Actually printing presses are alive and well.

>It's the 21st century, the age of information, the age of globally networked pocket supercomputers. Copying is so trivial that it's become normal. It happens every day at massive scales. People do not even realize they are doing it.

This is a bunch of hand-waving. Information is still bought and sold, and protected by law. Dissemination by the Internet is not all that different from dissemination on paper or via radio waves. People who make illegal copies of media know what they are doing.
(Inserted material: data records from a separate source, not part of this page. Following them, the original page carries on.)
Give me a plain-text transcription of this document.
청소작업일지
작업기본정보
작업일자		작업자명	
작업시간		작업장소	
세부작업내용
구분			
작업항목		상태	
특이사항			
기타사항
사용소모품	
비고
>We're discussing this in a thread about AI laundering of copyrighted works, for god's sake. If you keep believing this delusion, you'll eventually watch it shatter right before your eyes.

Again, the AI is doing something not all that different from what an intelligent human would do. The fact it is done by a machine is only marginally relevant, because we are getting into philosophical questions about how it works and so on. Even if AGI is achieved, I think copyright will be extended to include the output of the machines. But what might change is that the value of information goes down as it gets easier to produce.

>Let's not waste time comparing bits of infomation to physical objects either. We can revisit this discussion when Star Trek replicators are invented.

It's not a waste. Even in the case where replicators existed, the output of a replicator would cost something because energy is not free. I don't think it is free in Star Trek if memory serves me right. The replicator and the holodeck, being finite resources, must be allocated intelligently and fairly among the crew. Same for the physical space aboard the ship. If anyone was to be a pack rat with unlimited replicator access, they might flood an entire deck with trinkets.

Likewise, even though copying is easy, it still represents a theft from the producer of the information. We are only debating details of the mechanics of how it works, to decide whether AI actually copies enough to be infringing and what the damages might actually be. That is one big question. That's one line of questioning. The other is, can the output of an AI be copyrighted? I think the answer to that question is definitely yes.

isodev · 2025-10-26T16:26:54 1761496014

Not really, only a handful of authorities have weighed on that and most of them in a country where model providers literally buy themselves policy and judges.